BÜNDNIS 90/DIE GRÜNEN

Grüne Oldenburg Land

Pressemitteilung: Förderprogramm für Ausbau von Radinfrastruktur nutzen

31.08.21


Grüne fordern mehr Tempo bei der Umsetzung von Projekten zur Radverkehrsförderung

Die Gemeinde Hude ist immer noch sehr stark auf das Auto fokussiert. Das ist nach Ansicht der Grünen nicht nur schlecht für das Klima, sondern auch für die Aufenthaltsqualität in der Gemeinde. Die Förderung des Fuß- und Radverkehrs ist daher wichtiger Baustein für den Klimaschutz.

Im Rahmen des Förderprogramms „Stadt und Land“ können jetzt Verbesserungen für den Radverkehr mit bis zu 80% gefördert werden. Um in den Genuss der Förderung zu kommen, müssen Projekte allerdings bis Ende 2023 umgesetzt worden sein. Kaum Zeit, um größere Projekte neu zu planen und zu realisieren.

Die Grünen ermutigen daher die Gemeinde, kleinere oder in der Planung weit fortgeschrittene Projekte für ein besseres Fahrradklima zügig auf den Weg zu bringen.
Zu den Projekten gehört unter anderem das von den Grünen mehrfach vorgebrachte Vorrangroutennetz für Hude-Süd, für welches bereits seit 2015 Planungen vorliegen. Insbesondere die radfahrenden Schüler*innen würden von dieser Maßnahme profitieren.
Aber auch die Modernisierung der Radabstellanlagen an den Bahnhöfen soll vorangetrieben werden. Nicht nur, wie derzeit geplant, für Hude-Süd, sondern auch für die Nordseite und den Bahnhof in Wüsting. „Wir brauchen auch sicherere Abstellanlagen, wie Fahrradkäfige oder -boxen als Angebot“, betont Karin Rohde und weist auf die Fahrraddiebstähle aus der Vergangenheit hin.
Auch weitere Abstellflächen für Fahrräder können in der Gemeinde neu errichtet oder modernisiert werden. „An Autoparkplätzen mangelt es nicht, aber gute und sichere Radabstellflächen sind rar.“, so Christian Lüdke. Er kritisiert vor allem die sogenannten „Felgenkiller“, bei denen nur das Vorderrad einklemmt wird und so das Rad schlecht gesichert werden kann. Auch vor öffentlichen Einrichtungen in Hude finden sich diese altertümlichen Abstellanlagen, wie z.B. im Rathausumfeld oder an den Schulen. „Förderfähig sind jederzeit öffentlich zugängige Radabstellanlagen“, so Lüdke weiter.
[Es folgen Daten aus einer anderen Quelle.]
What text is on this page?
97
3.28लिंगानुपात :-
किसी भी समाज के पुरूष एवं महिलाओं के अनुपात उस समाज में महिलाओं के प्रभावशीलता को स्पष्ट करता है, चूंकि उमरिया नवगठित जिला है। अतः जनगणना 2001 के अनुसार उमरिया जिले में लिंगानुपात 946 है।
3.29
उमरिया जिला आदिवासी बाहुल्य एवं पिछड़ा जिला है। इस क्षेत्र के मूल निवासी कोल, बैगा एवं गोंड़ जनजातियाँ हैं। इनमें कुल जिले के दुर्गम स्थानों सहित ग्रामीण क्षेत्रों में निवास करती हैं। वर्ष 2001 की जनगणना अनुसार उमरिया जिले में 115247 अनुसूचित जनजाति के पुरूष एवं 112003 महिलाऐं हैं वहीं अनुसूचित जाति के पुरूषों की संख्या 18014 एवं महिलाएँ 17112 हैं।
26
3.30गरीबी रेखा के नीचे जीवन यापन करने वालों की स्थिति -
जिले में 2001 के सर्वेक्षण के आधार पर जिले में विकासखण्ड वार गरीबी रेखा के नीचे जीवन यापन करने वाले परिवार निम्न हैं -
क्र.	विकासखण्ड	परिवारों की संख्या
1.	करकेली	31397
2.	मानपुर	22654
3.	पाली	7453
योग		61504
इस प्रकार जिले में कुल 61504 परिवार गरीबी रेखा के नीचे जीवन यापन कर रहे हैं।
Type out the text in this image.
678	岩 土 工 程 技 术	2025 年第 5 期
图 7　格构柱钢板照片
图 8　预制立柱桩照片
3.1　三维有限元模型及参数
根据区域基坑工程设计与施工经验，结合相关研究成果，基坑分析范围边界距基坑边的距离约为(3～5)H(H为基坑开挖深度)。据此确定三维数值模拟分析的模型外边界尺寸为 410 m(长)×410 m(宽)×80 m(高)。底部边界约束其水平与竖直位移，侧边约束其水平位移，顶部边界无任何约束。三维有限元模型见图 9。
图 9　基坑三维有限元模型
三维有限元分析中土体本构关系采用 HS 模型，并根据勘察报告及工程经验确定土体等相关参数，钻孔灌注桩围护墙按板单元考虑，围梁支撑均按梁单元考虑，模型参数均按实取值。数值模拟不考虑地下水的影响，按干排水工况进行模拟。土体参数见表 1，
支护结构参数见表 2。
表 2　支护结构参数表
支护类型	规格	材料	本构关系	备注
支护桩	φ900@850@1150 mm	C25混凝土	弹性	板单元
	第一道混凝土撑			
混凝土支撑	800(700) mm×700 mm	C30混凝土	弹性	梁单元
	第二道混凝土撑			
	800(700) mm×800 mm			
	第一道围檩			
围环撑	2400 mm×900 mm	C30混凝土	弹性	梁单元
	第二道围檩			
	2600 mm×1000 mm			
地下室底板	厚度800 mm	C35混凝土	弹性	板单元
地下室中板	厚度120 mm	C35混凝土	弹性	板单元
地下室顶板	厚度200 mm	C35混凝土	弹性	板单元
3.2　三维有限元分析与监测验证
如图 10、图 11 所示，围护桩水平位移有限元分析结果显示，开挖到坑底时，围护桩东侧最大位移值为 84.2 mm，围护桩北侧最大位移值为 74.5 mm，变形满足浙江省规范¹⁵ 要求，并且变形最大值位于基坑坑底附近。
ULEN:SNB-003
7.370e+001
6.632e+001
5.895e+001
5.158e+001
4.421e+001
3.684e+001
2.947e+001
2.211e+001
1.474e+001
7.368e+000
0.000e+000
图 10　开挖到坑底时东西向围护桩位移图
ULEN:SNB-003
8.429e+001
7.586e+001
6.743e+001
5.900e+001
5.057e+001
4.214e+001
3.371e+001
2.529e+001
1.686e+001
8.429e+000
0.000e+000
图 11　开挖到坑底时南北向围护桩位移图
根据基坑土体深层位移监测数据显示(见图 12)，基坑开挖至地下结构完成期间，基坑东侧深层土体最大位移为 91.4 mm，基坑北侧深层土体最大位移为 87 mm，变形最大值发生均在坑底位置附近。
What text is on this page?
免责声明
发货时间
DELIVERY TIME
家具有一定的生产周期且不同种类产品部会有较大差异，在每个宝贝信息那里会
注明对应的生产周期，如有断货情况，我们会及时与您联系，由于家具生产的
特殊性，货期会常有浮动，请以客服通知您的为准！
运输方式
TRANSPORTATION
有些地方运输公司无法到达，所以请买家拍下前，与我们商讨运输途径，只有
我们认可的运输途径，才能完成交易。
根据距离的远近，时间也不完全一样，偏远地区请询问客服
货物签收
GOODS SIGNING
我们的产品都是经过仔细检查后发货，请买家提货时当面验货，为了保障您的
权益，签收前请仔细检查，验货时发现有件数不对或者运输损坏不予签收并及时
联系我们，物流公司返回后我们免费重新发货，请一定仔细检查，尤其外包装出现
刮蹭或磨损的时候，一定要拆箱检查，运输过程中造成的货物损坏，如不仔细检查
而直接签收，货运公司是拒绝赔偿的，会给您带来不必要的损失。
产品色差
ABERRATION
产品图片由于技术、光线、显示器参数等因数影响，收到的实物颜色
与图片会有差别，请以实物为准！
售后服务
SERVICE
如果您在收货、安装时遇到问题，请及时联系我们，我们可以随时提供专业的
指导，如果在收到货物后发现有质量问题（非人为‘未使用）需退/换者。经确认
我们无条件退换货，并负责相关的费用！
Verstimmt sind die Grünen darüber, dass die Erstellung eines Radverkehrskonzepts für die Gemeinde immer noch nicht auf den Weg gebracht worden ist. Auch für den kommenden Ausschuss für Gemeindeentwicklung und Umwelt deutet sich an, dass die Erstellung sich wieder einmal verschiebt. Dabei sind die Verkehrsströme nach Ansicht der Grünen nicht unerheblich für die Umsetzung des Integrierten Städtebaulichen Entwicklungskonzepts (ISEK). „Man kann doch nicht für mehr Aufenthaltsqualität im Kernort planen und bauen und dann erst am Ende schauen, wie man den Verkehr integriert“, so Rohde. Das Radverkehrskonzept soll dabei auch die Belange des Fußverkehrs berücksichtigen, der sich mit dem Radverkehr derzeit die knappe Fläche am Rand teilen muss, nicht nur entlang der Parkstraße, sondern auch an vielen anderen Stellen in der Gemeinde.